In terms of practical value, the latter two deterministic schemes are far inferior to Performer's random projection scheme. This is because the output dimension of random projection can be flexibly controlled, whereas the output dimension of the two deterministic schemes is on the order of $d^n$, which is usually much larger than the sequence length itself. Thus, using them to implement Linear Attention would be less efficient than standard Attention.

However, from a theoretical standpoint, the latter two schemes provide a simpler and more convenient way to equate standard Attention with infinite-dimensional Linear Attention. This equivalence often helps us better understand the Attention mechanism, the most direct being the understanding of the rank of Attention.

Readers who have studied Linear Attention should know that if Linear Attention is used for bidirectional tasks (such as MLM), the performance drop is very significant. This is because in Linear Attention, $\phi(\boldsymbol{Q}), \varphi(\boldsymbol{K}) \in \mathbb{R}^{n \times d}$ (where $d$ is the head_size of each head), and generally $n \gg d$, so the rank of the $n \times n$ Attention matrix obtained from $\phi(\boldsymbol{Q})\varphi(\boldsymbol{K})^{\top}$ is at most $d$. This is the low-rank problem of Linear Attention, which limits its expressive power.

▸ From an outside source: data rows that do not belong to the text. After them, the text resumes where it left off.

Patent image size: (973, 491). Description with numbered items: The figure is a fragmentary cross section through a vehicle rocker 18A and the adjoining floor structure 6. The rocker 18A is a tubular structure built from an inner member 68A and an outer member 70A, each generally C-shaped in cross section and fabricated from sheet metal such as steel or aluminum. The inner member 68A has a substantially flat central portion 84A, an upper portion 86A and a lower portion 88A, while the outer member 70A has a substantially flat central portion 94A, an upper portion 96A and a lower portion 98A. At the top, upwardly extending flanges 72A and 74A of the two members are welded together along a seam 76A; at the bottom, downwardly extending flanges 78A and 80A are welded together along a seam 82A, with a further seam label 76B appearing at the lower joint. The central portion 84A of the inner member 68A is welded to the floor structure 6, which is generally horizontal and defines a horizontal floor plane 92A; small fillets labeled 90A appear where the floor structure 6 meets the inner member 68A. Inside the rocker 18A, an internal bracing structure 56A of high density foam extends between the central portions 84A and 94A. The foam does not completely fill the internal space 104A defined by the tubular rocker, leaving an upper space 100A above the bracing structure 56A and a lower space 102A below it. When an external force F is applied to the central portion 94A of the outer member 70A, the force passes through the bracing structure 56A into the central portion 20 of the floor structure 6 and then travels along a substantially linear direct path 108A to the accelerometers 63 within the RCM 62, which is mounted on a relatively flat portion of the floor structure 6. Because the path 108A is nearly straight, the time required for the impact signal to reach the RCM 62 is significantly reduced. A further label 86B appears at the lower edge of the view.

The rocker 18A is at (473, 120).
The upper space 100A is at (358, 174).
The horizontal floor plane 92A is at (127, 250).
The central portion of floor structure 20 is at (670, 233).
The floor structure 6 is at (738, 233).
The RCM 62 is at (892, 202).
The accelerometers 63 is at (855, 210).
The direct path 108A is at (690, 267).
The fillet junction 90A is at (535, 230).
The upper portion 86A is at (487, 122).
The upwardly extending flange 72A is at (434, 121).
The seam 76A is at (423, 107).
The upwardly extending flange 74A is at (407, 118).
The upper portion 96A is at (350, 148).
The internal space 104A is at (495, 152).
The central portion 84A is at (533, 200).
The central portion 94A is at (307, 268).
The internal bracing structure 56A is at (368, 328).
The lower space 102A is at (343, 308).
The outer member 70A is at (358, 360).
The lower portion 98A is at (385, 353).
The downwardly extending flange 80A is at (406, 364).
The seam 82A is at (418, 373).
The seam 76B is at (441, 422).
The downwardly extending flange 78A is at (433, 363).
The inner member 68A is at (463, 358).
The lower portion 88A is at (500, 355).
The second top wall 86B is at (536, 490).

Conversely, the three transformations introduced earlier tell us that standard Attention can be viewed as infinite-dimensional Linear Attention. Therefore, the rank of standard Attention is theoretically not limited by $d$, which is why standard Attention with the same number of parameters often performs better than Linear Attention. In "Transformer Upgrade Journey: 3. From Performer to Linear Attention", we also mentioned that if standard Attention is to be switched to Linear Attention, $d$ must be scaled up accordingly to maintain a certain degree of approximation in performance.

Article Summary

This article introduced three interpretations of regarding standard Attention as infinite-dimensional Linear Attention. These different perspectives allow us to link standard Attention with Linear Attention, enabling a more comprehensive understanding of the Attention mechanism from multiple angles.